Greek PM Mitsotakis seeks emergency EU meeting on Turkey
Greece's Prime Minister Kyriakos Mitsotakis arrives for the first face-to-face EU summit since the coronavirus disease (COVID-19) outbreak, in Brussels, Belgium July 19, 2020. (Reuters File Photo)


Greece wants the European Union to hold an emergency foreign ministers' meeting, the prime ministers' office said Tuesday after Turkey announced it had resumed drilling activities in the Eastern Mediterranean.

"The foreign minister (will) request an emergency meeting of the European Union foreign affairs council," the office of Greek Prime Minister Kyriakos Mitsotakis said.

Mitsotakis convened the government’s national security council after Turkey announced its Oruç Reis research vessel would resume exploratory drilling in the Eastern Mediterranean in an area between Cyprus and Greece.

A senior Greek minister said that navy ships were monitoring the Turkish ship.

"We are in complete political and operational readiness," Minister of State George Gerapetritis said on state TV ERT.

"Most of the fleet is ready to be deployed wherever necessary," he said.

Mitsotakis' office also said the prime minister had spoken to EU Council President Charles Michel on the issue and would later speak to NATO Secretary-General Jens Stoltenberg.

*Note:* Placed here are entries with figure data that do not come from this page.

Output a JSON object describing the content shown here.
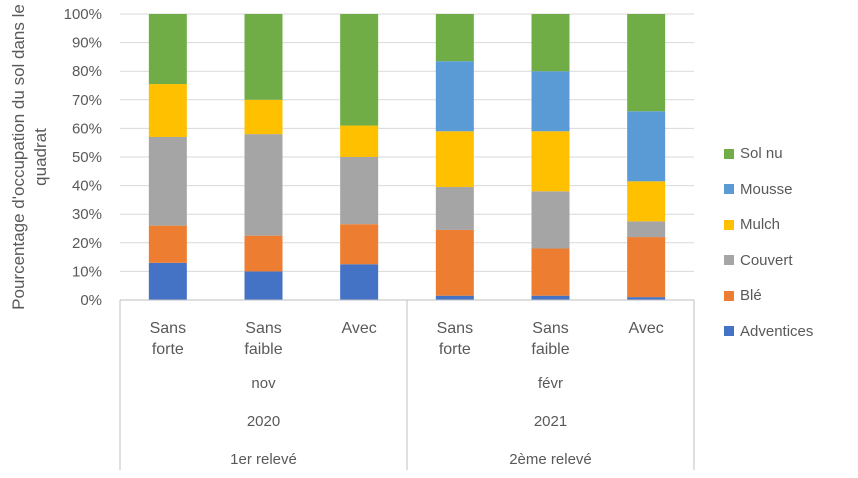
{
  "chart_data": {
    "type": "bar",
    "stacked": true,
    "percent_stacked": true,
    "ylabel": "Pourcentage d'occupation du sol dans le quadrat",
    "ylim": [
      0,
      100
    ],
    "yticks": [
      "0%",
      "10%",
      "20%",
      "30%",
      "40%",
      "50%",
      "60%",
      "70%",
      "80%",
      "90%",
      "100%"
    ],
    "categories": [
      {
        "lines": [
          "Sans",
          "forte"
        ]
      },
      {
        "lines": [
          "Sans",
          "faible"
        ]
      },
      {
        "lines": [
          "Avec"
        ]
      },
      {
        "lines": [
          "Sans",
          "forte"
        ]
      },
      {
        "lines": [
          "Sans",
          "faible"
        ]
      },
      {
        "lines": [
          "Avec"
        ]
      }
    ],
    "groups": [
      {
        "month": "nov",
        "year": "2020",
        "reading": "1er relevé",
        "size": 3
      },
      {
        "month": "févr",
        "year": "2021",
        "reading": "2ème relevé",
        "size": 3
      }
    ],
    "series": [
      {
        "name": "Adventices",
        "color": "#4472C4",
        "values": [
          13,
          10,
          12.5,
          1.5,
          1.5,
          1
        ]
      },
      {
        "name": "Blé",
        "color": "#ED7D31",
        "values": [
          13,
          12.5,
          14,
          23,
          16.5,
          21
        ]
      },
      {
        "name": "Couvert",
        "color": "#A5A5A5",
        "values": [
          31,
          35.5,
          23.5,
          15,
          20,
          5.5
        ]
      },
      {
        "name": "Mulch",
        "color": "#FFC000",
        "values": [
          18.5,
          12,
          11,
          19.5,
          21,
          14
        ]
      },
      {
        "name": "Mousse",
        "color": "#5B9BD5",
        "values": [
          0,
          0,
          0,
          24.5,
          21,
          24.5
        ]
      },
      {
        "name": "Sol nu",
        "color": "#70AD47",
        "values": [
          24.5,
          30,
          39,
          16.5,
          20,
          34
        ]
      }
    ],
    "legend_position": "right",
    "grid": true
  }
}
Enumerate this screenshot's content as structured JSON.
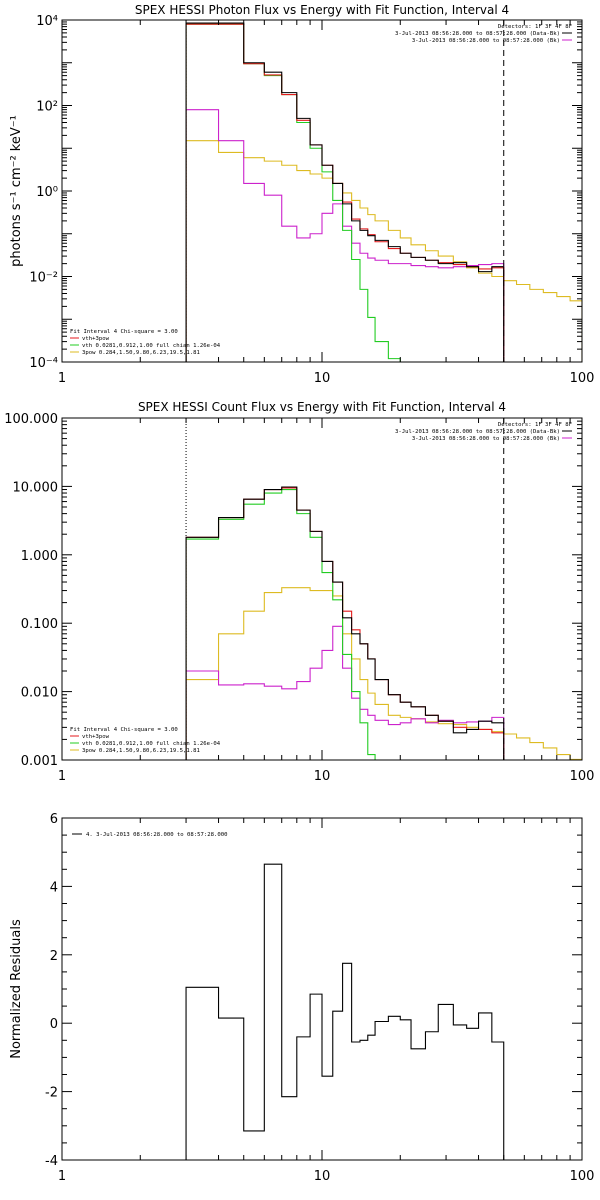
{
  "colors": {
    "black": "#000000",
    "red": "#e41a1c",
    "green": "#22cc22",
    "magenta": "#cc22cc",
    "yellow": "#ddbb22"
  },
  "chart_data": [
    {
      "type": "line",
      "title": "SPEX HESSI Photon Flux vs Energy with Fit Function, Interval 4",
      "xlabel": "",
      "ylabel": "photons s⁻¹ cm⁻² keV⁻¹",
      "xscale": "log",
      "yscale": "log",
      "xlim": [
        1,
        100
      ],
      "ylim": [
        0.0001,
        10000
      ],
      "x_ticks": [
        1,
        10,
        100
      ],
      "x_tick_labels": [
        "1",
        "10",
        "100"
      ],
      "y_ticks": [
        0.0001,
        0.01,
        1,
        100,
        10000
      ],
      "y_tick_labels": [
        "10⁻⁴",
        "10⁻²",
        "10⁰",
        "10²",
        "10⁴"
      ],
      "legend_top_right": [
        "Detectors: 1F 3F 4F 8F",
        "3-Jul-2013 08:56:28.000 to 08:57:28.000 (Data-Bk)",
        "3-Jul-2013 08:56:28.000 to 08:57:28.000 (Bk)"
      ],
      "legend_bottom_left": [
        "Fit Interval 4   Chi-square = 3.00",
        "vth+3pow",
        "vth 0.0281,0.912,1.00  full chian 1.26e-04",
        "3pow 0.284,1.50,9.80,6.23,19.5,1.81"
      ],
      "vlines": [
        {
          "x": 3,
          "style": "dotted"
        },
        {
          "x": 50,
          "style": "dashed"
        }
      ],
      "edges": [
        3.0,
        4.0,
        5.0,
        6.0,
        7.0,
        8.0,
        9.0,
        10.0,
        11.0,
        12.0,
        13.0,
        14.0,
        15.0,
        16.0,
        18.0,
        20.0,
        22.0,
        25.0,
        28.0,
        32.0,
        36.0,
        40.0,
        45.0,
        50.0,
        56.0,
        63.0,
        71.0,
        80.0,
        90.0,
        100.0
      ],
      "series": [
        {
          "name": "Data-Bk",
          "color": "black",
          "values": [
            8500,
            8500,
            1000,
            600,
            200,
            50,
            12,
            4,
            1.5,
            0.5,
            0.2,
            0.12,
            0.09,
            0.07,
            0.05,
            0.035,
            0.028,
            0.024,
            0.02,
            0.021,
            0.017,
            0.013,
            0.017
          ]
        },
        {
          "name": "vth+3pow",
          "color": "red",
          "values": [
            8000,
            8000,
            950,
            520,
            180,
            45,
            12,
            4,
            1.5,
            0.55,
            0.22,
            0.13,
            0.095,
            0.065,
            0.045,
            0.035,
            0.028,
            0.024,
            0.021,
            0.019,
            0.017,
            0.015,
            0.016
          ]
        },
        {
          "name": "vth",
          "color": "green",
          "values": [
            8000,
            8000,
            950,
            500,
            180,
            40,
            10,
            2.8,
            0.6,
            0.12,
            0.025,
            0.005,
            0.0011,
            0.0003,
            0.00012,
            9e-05
          ]
        },
        {
          "name": "Bk",
          "color": "magenta",
          "values": [
            80,
            15,
            1.5,
            0.8,
            0.15,
            0.08,
            0.1,
            0.3,
            0.5,
            0.15,
            0.06,
            0.035,
            0.027,
            0.024,
            0.02,
            0.02,
            0.018,
            0.017,
            0.016,
            0.017,
            0.018,
            0.019,
            0.02
          ]
        },
        {
          "name": "3pow",
          "color": "yellow",
          "values": [
            15,
            8,
            6,
            5,
            4,
            3,
            2.5,
            2,
            1.5,
            0.9,
            0.6,
            0.4,
            0.28,
            0.2,
            0.12,
            0.08,
            0.055,
            0.04,
            0.03,
            0.022,
            0.016,
            0.012,
            0.01,
            0.008,
            0.0065,
            0.005,
            0.0042,
            0.0034,
            0.0027
          ]
        }
      ]
    },
    {
      "type": "line",
      "title": "SPEX HESSI Count Flux vs Energy with Fit Function, Interval 4",
      "xlabel": "",
      "ylabel": "",
      "xscale": "log",
      "yscale": "log",
      "xlim": [
        1,
        100
      ],
      "ylim": [
        0.001,
        100
      ],
      "x_ticks": [
        1,
        10,
        100
      ],
      "x_tick_labels": [
        "1",
        "10",
        "100"
      ],
      "y_ticks": [
        0.001,
        0.01,
        0.1,
        1,
        10,
        100
      ],
      "y_tick_labels": [
        "0.001",
        "0.010",
        "0.100",
        "1.000",
        "10.000",
        "100.000"
      ],
      "legend_top_right": [
        "Detectors: 1F 3F 4F 8F",
        "3-Jul-2013 08:56:28.000 to 08:57:28.000 (Data-Bk)",
        "3-Jul-2013 08:56:28.000 to 08:57:28.000 (Bk)"
      ],
      "legend_bottom_left": [
        "Fit Interval 4   Chi-square = 3.00",
        "vth+3pow",
        "vth 0.0281,0.912,1.00  full chian 1.26e-04",
        "3pow 0.284,1.50,9.80,6.23,19.5,1.81"
      ],
      "vlines": [
        {
          "x": 3,
          "style": "dotted"
        },
        {
          "x": 50,
          "style": "dashed"
        }
      ],
      "edges": [
        3.0,
        4.0,
        5.0,
        6.0,
        7.0,
        8.0,
        9.0,
        10.0,
        11.0,
        12.0,
        13.0,
        14.0,
        15.0,
        16.0,
        18.0,
        20.0,
        22.0,
        25.0,
        28.0,
        32.0,
        36.0,
        40.0,
        45.0,
        50.0,
        56.0,
        63.0,
        71.0,
        80.0,
        90.0,
        100.0
      ],
      "series": [
        {
          "name": "Data-Bk",
          "color": "black",
          "values": [
            1.8,
            3.5,
            6.5,
            9.0,
            9.8,
            4.5,
            2.2,
            0.8,
            0.4,
            0.12,
            0.07,
            0.05,
            0.03,
            0.015,
            0.009,
            0.007,
            0.006,
            0.0045,
            0.0037,
            0.0025,
            0.0028,
            0.0037,
            0.0035
          ]
        },
        {
          "name": "vth+3pow",
          "color": "red",
          "values": [
            1.8,
            3.5,
            6.5,
            9.0,
            9.5,
            4.5,
            2.2,
            0.8,
            0.4,
            0.15,
            0.08,
            0.05,
            0.03,
            0.015,
            0.009,
            0.007,
            0.006,
            0.0045,
            0.0037,
            0.003,
            0.0028,
            0.0028,
            0.0025
          ]
        },
        {
          "name": "vth",
          "color": "green",
          "values": [
            1.7,
            3.3,
            5.5,
            8.0,
            9.0,
            4.0,
            1.8,
            0.55,
            0.22,
            0.035,
            0.01,
            0.0035,
            0.0012
          ]
        },
        {
          "name": "Bk",
          "color": "magenta",
          "values": [
            0.02,
            0.0125,
            0.013,
            0.012,
            0.011,
            0.014,
            0.022,
            0.04,
            0.09,
            0.022,
            0.008,
            0.0055,
            0.0045,
            0.0038,
            0.0033,
            0.0035,
            0.004,
            0.0035,
            0.0038,
            0.0035,
            0.0036,
            0.0037,
            0.0042
          ]
        },
        {
          "name": "3pow",
          "color": "yellow",
          "values": [
            0.015,
            0.07,
            0.15,
            0.28,
            0.33,
            0.33,
            0.3,
            0.3,
            0.25,
            0.07,
            0.03,
            0.015,
            0.0095,
            0.0065,
            0.0045,
            0.0042,
            0.004,
            0.0036,
            0.0034,
            0.0033,
            0.003,
            0.0028,
            0.0026,
            0.0024,
            0.0021,
            0.0018,
            0.0015,
            0.0012,
            0.00102
          ]
        }
      ]
    },
    {
      "type": "line",
      "title": "",
      "xlabel": "",
      "ylabel": "Normalized Residuals",
      "xscale": "log",
      "yscale": "linear",
      "xlim": [
        1,
        100
      ],
      "ylim": [
        -4,
        6
      ],
      "x_ticks": [
        1,
        10,
        100
      ],
      "x_tick_labels": [
        "1",
        "10",
        "100"
      ],
      "y_ticks": [
        -4,
        -2,
        0,
        2,
        4,
        6
      ],
      "y_tick_labels": [
        "-4",
        "-2",
        "0",
        "2",
        "4",
        "6"
      ],
      "legend_top_left": [
        "4. 3-Jul-2013 08:56:28.000 to 08:57:28.000"
      ],
      "edges": [
        3.0,
        4.0,
        5.0,
        6.0,
        7.0,
        8.0,
        9.0,
        10.0,
        11.0,
        12.0,
        13.0,
        14.0,
        15.0,
        16.0,
        18.0,
        20.0,
        22.0,
        25.0,
        28.0,
        32.0,
        36.0,
        40.0,
        45.0,
        50.0
      ],
      "series": [
        {
          "name": "4. 3-Jul-2013 08:56:28.000 to 08:57:28.000",
          "color": "black",
          "values": [
            1.05,
            0.15,
            -3.15,
            4.65,
            -2.15,
            -0.4,
            0.85,
            -1.55,
            0.35,
            1.75,
            -0.55,
            -0.5,
            -0.35,
            0.05,
            0.2,
            0.1,
            -0.75,
            -0.25,
            0.55,
            -0.05,
            -0.15,
            0.3,
            -0.55
          ]
        }
      ]
    }
  ]
}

Ankara has been angered by a deal Greece signed with Egypt last Thursday delineating their bilateral maritime boundaries and exclusive economic zones (EEZ) for rights to the exploitation of resources. Last year, Turkey signed a similar deal with the U.N.-backed Libyan government in Tripoli.

The Turkey-Libya agreement sparked outrage in Greece, Egypt and Cyprus, which said the agreement infringed on their economic rights in the Mediterranean.

The maritime pact, effective from Dec. 8, asserts Turkey's rights in the region in the face of unilateral drilling by the Greek Cypriot administration, clarifying that the Turkish Republic of North Cyprus (TRNC) also has rights to the resources in the area.

NATO allies and neighbors Greece and Turkey have been at odds for decades over a wide variety of issues, including sea boundaries, and have come to the brink of war three times since the mid-1970s.

Recent discoveries of natural gas and drilling plans across the East Mediterranean have led to a spike in tensions.